Written by Tammy Mehdi, Web Manager/Designer

Last week, Anders Behring Breivik’s trial began on charges of voluntary homicide and committing acts of terror. He gave an account of what went through his head as he set off a bomb outside the government headquarters in Oslo, Norway, before slipping away and gunning down teenagers on Utoya Island. In total, 77 people lost their lives on July 22, 2011.

This was not your typical spur- of- the- moment massacre – this had been in the works for many years – and Breivik said that he had been learning to “desensitize” himself for about 5 years. Some methods of “training” included playing videogames to improve his marksmanship, studying Al-Qaeda, and watching documentaries about the conflicts in Iraq and Afghanistan, all the while figuring out what had been done right and what had been done wrong.

His account is nerve-wracking, to say the least. He admitted to having second thoughts, but justified his actions by telling himself, “It is now or never.” It might be a little comforting to know that he was diagnosed with paranoid schizophrenia, and to be criminally insane. However, Breivik denies this and said that he would do anything to not be sent to a mental hospital. At the same time, he called Norway’s maximum prison sentence of 21 years “pathetic” and said he would “respect” the death penalty more.

As an anti-Islamic fanatic, this massacre was his way of attempting to ethnically cleanse Norway, which he fears has grown too multicultural. To him, these were not innocent children, they were “a political youth movement similar to the Hitler youth” and Utoya was “an indoctrination camp.”

His story is a complex one, but this case brings to light the harsh realities of nationalism, racism and xenophobia. It also highlights the dangerous influence that media may have on an individual.

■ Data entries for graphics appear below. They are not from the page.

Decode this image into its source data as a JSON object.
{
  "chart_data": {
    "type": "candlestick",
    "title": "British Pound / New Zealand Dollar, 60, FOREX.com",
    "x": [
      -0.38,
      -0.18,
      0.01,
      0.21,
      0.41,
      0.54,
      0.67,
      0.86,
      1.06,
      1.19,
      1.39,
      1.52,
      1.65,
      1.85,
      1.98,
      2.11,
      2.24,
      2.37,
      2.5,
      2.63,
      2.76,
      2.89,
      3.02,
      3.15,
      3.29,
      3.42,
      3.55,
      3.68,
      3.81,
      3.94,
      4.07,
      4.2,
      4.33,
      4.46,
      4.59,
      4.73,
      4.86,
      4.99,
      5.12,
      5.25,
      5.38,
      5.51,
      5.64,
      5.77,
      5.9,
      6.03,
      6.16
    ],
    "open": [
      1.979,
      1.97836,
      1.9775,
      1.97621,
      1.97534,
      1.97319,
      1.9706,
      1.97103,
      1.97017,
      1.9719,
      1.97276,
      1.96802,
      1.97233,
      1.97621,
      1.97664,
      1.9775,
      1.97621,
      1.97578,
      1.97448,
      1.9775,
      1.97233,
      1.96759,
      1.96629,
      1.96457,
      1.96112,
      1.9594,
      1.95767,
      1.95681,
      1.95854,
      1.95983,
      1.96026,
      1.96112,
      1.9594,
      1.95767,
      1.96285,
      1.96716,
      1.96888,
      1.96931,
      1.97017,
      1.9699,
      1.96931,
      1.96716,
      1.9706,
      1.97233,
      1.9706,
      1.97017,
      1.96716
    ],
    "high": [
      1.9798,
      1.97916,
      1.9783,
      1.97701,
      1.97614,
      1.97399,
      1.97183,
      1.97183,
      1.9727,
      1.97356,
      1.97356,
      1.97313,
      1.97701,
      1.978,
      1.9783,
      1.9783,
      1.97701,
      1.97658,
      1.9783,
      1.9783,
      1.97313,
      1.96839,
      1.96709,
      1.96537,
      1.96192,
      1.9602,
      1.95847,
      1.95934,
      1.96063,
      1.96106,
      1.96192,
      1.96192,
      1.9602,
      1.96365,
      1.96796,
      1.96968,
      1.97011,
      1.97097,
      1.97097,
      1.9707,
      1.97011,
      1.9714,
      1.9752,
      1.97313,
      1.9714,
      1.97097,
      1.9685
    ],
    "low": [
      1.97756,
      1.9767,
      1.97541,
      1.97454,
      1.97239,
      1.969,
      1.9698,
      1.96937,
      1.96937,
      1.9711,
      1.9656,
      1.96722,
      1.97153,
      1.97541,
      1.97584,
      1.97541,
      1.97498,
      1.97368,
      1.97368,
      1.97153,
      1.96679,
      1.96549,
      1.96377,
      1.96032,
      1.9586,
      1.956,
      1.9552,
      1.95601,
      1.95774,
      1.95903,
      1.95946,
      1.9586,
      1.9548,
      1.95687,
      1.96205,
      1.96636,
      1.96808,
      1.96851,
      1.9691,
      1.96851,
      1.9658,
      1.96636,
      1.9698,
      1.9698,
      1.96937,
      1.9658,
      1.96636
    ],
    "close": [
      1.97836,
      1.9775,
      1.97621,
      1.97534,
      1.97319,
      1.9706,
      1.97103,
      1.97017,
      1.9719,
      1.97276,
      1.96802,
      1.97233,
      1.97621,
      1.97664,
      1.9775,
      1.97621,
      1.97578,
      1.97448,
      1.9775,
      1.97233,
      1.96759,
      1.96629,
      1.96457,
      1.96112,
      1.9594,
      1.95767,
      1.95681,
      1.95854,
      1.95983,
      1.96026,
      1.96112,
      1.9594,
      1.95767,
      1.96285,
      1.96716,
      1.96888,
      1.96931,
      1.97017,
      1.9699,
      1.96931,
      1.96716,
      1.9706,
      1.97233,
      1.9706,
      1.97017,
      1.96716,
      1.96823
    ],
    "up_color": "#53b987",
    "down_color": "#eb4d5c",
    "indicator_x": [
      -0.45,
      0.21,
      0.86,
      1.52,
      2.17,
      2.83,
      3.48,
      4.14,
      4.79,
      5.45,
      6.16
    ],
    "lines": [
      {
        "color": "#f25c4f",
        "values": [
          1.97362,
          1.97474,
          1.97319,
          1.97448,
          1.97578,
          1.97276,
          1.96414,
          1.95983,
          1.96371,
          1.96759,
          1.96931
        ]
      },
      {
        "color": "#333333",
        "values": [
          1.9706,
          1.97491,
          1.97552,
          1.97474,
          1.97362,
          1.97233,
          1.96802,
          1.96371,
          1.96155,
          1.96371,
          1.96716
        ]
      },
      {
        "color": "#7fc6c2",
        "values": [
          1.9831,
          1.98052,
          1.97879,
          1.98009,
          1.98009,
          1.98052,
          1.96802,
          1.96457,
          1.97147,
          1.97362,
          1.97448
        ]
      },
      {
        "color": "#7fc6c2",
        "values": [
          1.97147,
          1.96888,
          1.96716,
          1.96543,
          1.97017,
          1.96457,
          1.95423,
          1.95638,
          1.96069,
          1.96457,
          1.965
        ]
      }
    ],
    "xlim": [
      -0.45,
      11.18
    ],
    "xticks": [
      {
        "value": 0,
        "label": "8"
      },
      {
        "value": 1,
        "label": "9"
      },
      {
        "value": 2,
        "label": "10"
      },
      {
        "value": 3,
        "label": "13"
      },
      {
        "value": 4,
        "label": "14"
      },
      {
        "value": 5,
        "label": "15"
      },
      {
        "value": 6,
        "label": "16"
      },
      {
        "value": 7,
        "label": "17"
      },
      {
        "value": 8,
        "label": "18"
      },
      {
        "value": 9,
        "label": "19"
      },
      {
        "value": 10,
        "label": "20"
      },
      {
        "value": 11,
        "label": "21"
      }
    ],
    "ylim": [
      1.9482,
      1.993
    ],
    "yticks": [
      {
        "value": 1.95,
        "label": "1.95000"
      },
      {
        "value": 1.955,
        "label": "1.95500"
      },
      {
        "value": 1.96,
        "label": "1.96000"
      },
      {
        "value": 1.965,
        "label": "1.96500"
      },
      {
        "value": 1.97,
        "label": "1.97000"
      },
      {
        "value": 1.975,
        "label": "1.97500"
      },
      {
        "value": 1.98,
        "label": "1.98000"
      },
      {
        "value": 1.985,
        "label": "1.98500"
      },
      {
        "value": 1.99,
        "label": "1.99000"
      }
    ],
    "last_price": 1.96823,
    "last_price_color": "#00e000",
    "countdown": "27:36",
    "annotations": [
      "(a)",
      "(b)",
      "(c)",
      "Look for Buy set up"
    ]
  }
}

Some may argue that it is not our job as public diplomacy students or practitioners to combat xenophobia that takes place in other countries. I would argue that it is exactly our job – whether their hate is directed at the US or not, we have a duty to try to understand and combat racist, discriminatory and outright bigoted sentiments that cause bodily harm to both our allies and foes. We all are human, after all, and no life is worth more than another.